Before you sit down to create a parenting plan, you must know what's required. Check your state's parenting plan guidelines.

A parenting plan must indicate for each child:

Additionally, the following information is often included:

  • Education plans
  • Extracurricular activities
  • Child care details
  • Child support details (Some states don't want this information in the parenting plan.)
  • College expense responsibilities
  • How parenting disagreements will be resolved

The more detailed your parenting plan, the smoother co-parenting will go. The court wants to see how your plan will create a stable, supportive environment for your children.

Many parents find it useful to use custody software, such as Custody X Change, which provides a comprehensive parenting plan template. You can customize the plan so it covers the issues important to your family.

What mistakes should I avoid when preparing a parenting plan?

The biggest mistake you can make is to put the parents' needs ahead of the children's needs.

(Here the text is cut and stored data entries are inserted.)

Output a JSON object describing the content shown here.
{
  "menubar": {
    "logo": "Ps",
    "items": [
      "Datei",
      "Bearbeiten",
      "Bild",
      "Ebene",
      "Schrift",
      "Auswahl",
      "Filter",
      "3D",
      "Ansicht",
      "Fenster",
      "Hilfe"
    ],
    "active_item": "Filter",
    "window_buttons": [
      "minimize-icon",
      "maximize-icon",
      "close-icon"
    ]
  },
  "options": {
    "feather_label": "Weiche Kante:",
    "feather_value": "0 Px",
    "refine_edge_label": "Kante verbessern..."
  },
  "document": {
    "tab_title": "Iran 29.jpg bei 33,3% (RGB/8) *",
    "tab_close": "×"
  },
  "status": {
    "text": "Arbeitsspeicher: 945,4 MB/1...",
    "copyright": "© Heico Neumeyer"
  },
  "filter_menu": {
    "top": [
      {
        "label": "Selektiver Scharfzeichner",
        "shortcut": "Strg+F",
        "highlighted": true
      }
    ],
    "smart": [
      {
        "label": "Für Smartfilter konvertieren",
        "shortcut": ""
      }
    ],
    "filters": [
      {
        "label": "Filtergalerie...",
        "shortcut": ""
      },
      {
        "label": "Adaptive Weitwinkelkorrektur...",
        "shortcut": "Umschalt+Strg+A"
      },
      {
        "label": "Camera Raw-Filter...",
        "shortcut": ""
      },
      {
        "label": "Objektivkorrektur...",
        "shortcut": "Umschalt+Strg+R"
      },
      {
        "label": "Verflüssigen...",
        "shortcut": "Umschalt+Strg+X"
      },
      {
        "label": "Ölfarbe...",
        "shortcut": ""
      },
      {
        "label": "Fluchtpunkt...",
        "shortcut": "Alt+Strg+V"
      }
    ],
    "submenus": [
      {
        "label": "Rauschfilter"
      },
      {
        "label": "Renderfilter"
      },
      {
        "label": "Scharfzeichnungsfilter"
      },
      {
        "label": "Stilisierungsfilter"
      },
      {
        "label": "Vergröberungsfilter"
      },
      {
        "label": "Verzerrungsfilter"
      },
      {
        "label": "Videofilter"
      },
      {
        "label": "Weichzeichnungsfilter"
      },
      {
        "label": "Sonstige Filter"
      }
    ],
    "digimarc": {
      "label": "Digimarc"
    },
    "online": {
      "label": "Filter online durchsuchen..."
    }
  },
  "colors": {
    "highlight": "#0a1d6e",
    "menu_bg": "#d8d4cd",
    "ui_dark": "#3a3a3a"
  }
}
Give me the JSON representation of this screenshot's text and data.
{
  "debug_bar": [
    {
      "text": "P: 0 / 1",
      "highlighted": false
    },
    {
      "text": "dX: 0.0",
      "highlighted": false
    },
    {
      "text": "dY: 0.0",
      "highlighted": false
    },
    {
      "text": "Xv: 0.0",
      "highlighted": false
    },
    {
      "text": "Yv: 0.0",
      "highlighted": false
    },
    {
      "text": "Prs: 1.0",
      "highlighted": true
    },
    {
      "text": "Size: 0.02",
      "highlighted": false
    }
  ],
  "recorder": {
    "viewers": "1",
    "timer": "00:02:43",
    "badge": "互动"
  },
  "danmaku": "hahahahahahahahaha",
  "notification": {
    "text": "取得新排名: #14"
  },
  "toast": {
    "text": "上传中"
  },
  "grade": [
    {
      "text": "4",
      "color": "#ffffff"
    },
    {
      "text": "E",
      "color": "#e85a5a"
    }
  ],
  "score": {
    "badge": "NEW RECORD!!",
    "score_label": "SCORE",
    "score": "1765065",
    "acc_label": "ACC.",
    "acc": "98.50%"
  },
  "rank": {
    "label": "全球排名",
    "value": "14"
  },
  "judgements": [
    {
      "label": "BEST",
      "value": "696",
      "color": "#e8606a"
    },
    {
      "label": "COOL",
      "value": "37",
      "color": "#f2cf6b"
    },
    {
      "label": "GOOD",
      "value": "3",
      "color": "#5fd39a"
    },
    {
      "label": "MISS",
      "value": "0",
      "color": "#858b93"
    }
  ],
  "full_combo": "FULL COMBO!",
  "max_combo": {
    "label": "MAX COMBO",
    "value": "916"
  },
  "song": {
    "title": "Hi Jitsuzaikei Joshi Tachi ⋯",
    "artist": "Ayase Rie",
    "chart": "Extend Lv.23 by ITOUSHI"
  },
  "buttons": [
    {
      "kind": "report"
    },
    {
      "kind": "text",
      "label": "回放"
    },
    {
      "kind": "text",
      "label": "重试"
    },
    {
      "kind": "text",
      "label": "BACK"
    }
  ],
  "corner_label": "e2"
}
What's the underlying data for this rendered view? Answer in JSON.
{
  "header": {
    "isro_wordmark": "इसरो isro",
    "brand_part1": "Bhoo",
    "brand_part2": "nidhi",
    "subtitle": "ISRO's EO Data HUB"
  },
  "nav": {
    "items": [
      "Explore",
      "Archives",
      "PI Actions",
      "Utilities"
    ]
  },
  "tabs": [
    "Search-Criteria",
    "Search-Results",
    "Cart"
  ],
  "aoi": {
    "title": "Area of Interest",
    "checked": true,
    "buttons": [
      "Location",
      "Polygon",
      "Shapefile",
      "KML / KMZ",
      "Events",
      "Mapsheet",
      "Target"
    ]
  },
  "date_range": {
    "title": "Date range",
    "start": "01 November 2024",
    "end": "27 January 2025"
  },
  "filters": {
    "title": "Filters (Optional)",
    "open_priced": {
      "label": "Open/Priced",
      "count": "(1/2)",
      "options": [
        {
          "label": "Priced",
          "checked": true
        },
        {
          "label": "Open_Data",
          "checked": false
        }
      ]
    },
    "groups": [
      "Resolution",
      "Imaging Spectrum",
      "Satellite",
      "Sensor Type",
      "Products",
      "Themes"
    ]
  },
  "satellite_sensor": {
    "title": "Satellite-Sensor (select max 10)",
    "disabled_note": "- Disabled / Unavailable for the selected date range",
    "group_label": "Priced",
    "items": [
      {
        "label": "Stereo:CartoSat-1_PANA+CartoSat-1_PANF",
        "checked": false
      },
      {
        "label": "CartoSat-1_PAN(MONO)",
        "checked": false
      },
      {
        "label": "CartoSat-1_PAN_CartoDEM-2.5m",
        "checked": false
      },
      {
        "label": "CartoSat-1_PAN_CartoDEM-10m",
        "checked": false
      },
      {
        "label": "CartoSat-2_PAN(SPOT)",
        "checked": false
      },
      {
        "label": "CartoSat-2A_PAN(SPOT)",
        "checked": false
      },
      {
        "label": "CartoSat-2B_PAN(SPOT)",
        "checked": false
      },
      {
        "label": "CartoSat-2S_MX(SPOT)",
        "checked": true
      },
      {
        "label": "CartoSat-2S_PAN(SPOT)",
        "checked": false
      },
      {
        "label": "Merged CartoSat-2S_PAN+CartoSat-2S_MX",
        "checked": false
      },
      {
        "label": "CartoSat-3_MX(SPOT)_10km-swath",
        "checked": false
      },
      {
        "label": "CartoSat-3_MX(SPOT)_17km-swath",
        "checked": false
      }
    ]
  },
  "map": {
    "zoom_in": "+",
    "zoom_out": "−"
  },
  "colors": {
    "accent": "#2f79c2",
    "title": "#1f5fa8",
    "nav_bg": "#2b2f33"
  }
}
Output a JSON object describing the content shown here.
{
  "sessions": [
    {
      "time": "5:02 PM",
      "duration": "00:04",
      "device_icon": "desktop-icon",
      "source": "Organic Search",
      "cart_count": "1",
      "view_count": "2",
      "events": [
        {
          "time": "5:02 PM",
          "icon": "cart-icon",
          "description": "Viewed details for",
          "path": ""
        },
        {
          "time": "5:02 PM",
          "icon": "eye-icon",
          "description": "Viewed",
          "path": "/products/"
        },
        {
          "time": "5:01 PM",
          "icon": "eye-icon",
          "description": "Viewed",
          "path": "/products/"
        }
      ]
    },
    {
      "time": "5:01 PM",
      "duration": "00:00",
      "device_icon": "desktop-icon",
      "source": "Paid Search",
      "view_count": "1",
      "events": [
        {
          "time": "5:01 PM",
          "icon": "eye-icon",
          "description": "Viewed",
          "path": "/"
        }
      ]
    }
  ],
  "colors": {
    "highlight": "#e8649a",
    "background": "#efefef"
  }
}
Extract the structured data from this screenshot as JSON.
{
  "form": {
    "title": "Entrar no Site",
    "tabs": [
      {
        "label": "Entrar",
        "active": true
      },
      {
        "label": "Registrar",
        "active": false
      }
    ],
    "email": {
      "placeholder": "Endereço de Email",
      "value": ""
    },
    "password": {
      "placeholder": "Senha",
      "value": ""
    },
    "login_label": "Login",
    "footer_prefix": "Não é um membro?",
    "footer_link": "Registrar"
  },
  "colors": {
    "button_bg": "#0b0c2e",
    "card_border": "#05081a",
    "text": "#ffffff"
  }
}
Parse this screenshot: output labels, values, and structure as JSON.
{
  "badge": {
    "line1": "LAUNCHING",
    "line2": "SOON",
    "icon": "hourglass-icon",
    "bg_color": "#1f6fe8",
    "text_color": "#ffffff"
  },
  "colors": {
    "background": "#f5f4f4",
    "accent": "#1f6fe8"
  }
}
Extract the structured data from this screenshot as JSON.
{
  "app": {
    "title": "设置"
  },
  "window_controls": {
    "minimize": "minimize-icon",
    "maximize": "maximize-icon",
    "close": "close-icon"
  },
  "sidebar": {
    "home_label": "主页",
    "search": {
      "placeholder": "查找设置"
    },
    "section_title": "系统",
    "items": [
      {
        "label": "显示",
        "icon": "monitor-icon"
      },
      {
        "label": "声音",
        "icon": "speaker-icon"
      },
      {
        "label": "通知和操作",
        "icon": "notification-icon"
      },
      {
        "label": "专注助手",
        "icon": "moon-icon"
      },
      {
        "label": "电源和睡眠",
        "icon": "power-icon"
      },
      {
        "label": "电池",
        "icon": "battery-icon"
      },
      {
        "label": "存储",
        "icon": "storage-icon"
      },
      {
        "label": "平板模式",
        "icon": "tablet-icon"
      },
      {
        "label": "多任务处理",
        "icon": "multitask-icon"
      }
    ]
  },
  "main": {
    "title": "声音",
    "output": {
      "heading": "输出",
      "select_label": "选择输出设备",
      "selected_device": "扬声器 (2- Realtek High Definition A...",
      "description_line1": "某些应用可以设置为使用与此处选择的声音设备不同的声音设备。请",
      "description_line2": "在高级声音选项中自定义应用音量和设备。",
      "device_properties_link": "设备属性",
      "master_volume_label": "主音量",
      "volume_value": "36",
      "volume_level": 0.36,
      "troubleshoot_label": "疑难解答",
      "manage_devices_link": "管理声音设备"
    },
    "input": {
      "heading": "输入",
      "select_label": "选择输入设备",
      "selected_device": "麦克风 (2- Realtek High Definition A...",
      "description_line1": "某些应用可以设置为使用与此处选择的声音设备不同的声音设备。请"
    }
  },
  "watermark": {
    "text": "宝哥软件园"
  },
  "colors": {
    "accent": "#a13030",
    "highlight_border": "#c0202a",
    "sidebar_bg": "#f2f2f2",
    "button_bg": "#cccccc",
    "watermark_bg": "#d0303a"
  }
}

The court wants to see that you and the other parent are working together in your children's best interests.

Other mistakes to avoid include:

  • Creating a plan that is too vague
  • Failing to include guidelines for deciding on medical care and paying for it
  • Forgetting to specify what happens when one parent chooses to relocate
  • Neglecting to say where parents can travel with the children, if necessary
  • Leaving out provisions on how to handle disagreements

Custody X Change guides you through each part of a plan so you steer clear of these issues.

What if the other parent won't help prepare a parenting plan?

Ideally, parents work together to prepare a plan for court, but you can make a plan yourself if the other parent won't cooperate.

The court will adopt the best plan for the children, so if yours meets the children's needs, it get implemented despite what the other parent wants.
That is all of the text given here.